Prisoner 4538 was hauled roughly to his feet and half carried back to his cell by the two guards who said nothing but breathed hard the entire way. The hallway seemed to stretch out in front of them forever, the end lost beyond the point of perspective, beyond the endless doors on either side.

They came to a door with his number on it, already opened. He was thrown back onto the cot without a word from the guards, who walked out and quickly slammed shut the door.

He heard the keys turn in the lock as he lay still, listening to their steps moving away, the silence of the space around him. He lifted his head. The cell was bare except for the single weak bulb that cast macabre shadows on the walls, the cot on which he lay and a bucket in one corner. He lay back, puzzled, feeling sorry for himself and afraid. He lay quiet and, as the hours dragged by, began to drift in and out of sleep until he was again running, breathing hard as he ran, away from the shouts, from the searching beams, towards a place he could not see but knew was there, somewhere.

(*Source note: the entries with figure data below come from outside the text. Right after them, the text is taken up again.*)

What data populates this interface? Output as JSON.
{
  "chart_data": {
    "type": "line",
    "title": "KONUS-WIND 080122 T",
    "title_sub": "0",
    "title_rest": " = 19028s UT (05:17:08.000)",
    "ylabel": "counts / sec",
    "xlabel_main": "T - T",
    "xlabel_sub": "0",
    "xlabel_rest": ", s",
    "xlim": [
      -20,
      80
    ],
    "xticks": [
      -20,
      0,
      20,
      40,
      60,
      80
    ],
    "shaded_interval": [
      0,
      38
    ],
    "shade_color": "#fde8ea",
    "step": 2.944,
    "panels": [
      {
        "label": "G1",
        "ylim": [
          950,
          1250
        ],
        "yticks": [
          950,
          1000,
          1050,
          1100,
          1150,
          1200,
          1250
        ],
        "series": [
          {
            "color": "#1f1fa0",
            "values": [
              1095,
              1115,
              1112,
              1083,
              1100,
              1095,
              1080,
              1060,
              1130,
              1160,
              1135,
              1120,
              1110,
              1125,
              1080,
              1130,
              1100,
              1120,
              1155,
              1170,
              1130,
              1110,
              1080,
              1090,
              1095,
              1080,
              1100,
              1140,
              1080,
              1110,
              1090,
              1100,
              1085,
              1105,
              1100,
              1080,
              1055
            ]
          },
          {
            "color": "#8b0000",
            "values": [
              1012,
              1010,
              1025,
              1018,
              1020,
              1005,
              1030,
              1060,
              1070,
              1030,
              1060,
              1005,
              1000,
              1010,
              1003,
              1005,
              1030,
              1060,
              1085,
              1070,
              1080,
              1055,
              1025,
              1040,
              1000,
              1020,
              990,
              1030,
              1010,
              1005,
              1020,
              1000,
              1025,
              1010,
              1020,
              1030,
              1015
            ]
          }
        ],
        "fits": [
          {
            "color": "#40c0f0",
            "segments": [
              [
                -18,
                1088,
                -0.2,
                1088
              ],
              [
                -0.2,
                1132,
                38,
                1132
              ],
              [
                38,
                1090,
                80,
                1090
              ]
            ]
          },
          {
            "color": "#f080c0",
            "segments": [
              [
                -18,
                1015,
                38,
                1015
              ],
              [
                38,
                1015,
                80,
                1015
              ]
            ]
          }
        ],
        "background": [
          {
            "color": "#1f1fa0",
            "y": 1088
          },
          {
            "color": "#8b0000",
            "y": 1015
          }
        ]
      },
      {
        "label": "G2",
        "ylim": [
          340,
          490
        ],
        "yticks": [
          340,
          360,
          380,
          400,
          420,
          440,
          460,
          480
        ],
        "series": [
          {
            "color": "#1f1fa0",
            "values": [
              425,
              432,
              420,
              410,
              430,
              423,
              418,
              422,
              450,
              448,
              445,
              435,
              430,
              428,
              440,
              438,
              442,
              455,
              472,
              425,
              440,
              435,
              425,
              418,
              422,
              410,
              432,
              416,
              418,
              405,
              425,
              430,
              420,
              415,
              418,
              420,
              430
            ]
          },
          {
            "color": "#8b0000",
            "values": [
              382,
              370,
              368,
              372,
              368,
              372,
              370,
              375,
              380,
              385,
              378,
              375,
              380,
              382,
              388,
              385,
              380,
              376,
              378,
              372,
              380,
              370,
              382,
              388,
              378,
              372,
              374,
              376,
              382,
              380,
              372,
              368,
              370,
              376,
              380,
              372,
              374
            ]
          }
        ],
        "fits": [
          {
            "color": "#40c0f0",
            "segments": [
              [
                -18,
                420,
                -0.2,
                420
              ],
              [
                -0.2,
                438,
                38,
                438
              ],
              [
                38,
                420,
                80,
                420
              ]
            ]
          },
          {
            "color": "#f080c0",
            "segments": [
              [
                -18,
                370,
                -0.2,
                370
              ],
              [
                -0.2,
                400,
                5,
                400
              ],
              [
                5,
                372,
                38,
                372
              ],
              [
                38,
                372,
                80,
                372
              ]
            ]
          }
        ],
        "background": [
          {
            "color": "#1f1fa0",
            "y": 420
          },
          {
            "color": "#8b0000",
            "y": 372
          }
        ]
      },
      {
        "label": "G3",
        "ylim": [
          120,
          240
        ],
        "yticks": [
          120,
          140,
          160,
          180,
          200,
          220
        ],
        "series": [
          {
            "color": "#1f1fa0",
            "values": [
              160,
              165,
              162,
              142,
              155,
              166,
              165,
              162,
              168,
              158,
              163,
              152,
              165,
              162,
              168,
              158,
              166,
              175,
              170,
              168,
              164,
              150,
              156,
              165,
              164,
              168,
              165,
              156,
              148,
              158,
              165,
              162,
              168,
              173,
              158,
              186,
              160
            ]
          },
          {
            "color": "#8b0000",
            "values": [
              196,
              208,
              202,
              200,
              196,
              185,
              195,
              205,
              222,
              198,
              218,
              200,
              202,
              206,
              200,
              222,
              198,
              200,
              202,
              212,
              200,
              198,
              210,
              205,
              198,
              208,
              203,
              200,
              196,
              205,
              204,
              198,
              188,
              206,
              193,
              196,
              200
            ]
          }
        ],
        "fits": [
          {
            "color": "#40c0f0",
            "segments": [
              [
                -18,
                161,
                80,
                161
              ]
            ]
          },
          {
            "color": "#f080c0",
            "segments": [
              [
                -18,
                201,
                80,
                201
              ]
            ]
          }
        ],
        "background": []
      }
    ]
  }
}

He ran, as only the desperate can run, until he disappeared into the night’s dark womb and the shouts became distant, faint, and confused.

The doctor ran his hand through his hair as he walked over to the window, reflecting on the question. The leaves of the trees on the hospital grounds were turning. Reds and golds glittered in the autumn sun. Late flowers still blossomed and squirrels played in the branches as nurses walked patients along tree-lined paths, enjoying the warm autumn light.

He paused as he reflected on what he was about to say. The he turned to the group seated in his office, the senior resident, his junior, the psychiatric nurse, all three looking at him, waiting for him to speak.

‘You asked my opinion of this patient. He is very interesting in many respects. I have examined him a number of times and it is clear he has suffered a deep psychotic break, but of course he cannot accept that, it would shatter his world view.’

‘Patient 4538 is still suffering the delusion that he is a prisoner here. His delusion even extends to dreaming that he is escaping from a prison; that he keeps waking to be taken for interrogation. He thinks his delusion is reality, his dreams his conscious state. But without any identity it is going to be difficult to treat him. We have no history.’

The junior nodded, ‘Since he was found by the police a few days ago wandering the streets, looking for the good life, he told them, our investigations and theirs have produced no information on who he is or where he’s from; totally disoriented. Said he had to keep running until he found the way, that he won’t accept, won’t be transformed.’

The doctor looked reflective, then replied, as he sat down in his leather chair, ‘A sad case, thinking he can find the good life by running after it, by escaping everything, by refusing to examine himself. He certainly won’t accept our treatment. His delusion could be permanent. Perhaps further interviews with him will lead us somewhere deeper into his mind so we can help him. But his is a severe case. I fear he will never recover. ’ He turned to look out the window, reflecting on patient 4538, as the others looked on in quiet agreement.

The sudden buzzing of the telephone on the doctor’s desk broke the thought-filled silence. He reached for the receiver and put it to his ear. His face expressed surprise, his jaw tightened. He listened intently then said, ‘All right, you had better call the police,’ then put the receiver back, turned to the others and said,

‘He’s gone. The door to his room was locked but he’s gone. Just disappeared. Like he never existed. Well, I’ll be damned.’

And, as the doctor sat back in his chair, to ponder how the patient could have escaped, Prisoner 4538 kept desperately running, whether from reality or illusion, he did not know, and did not care, so long as he could escape.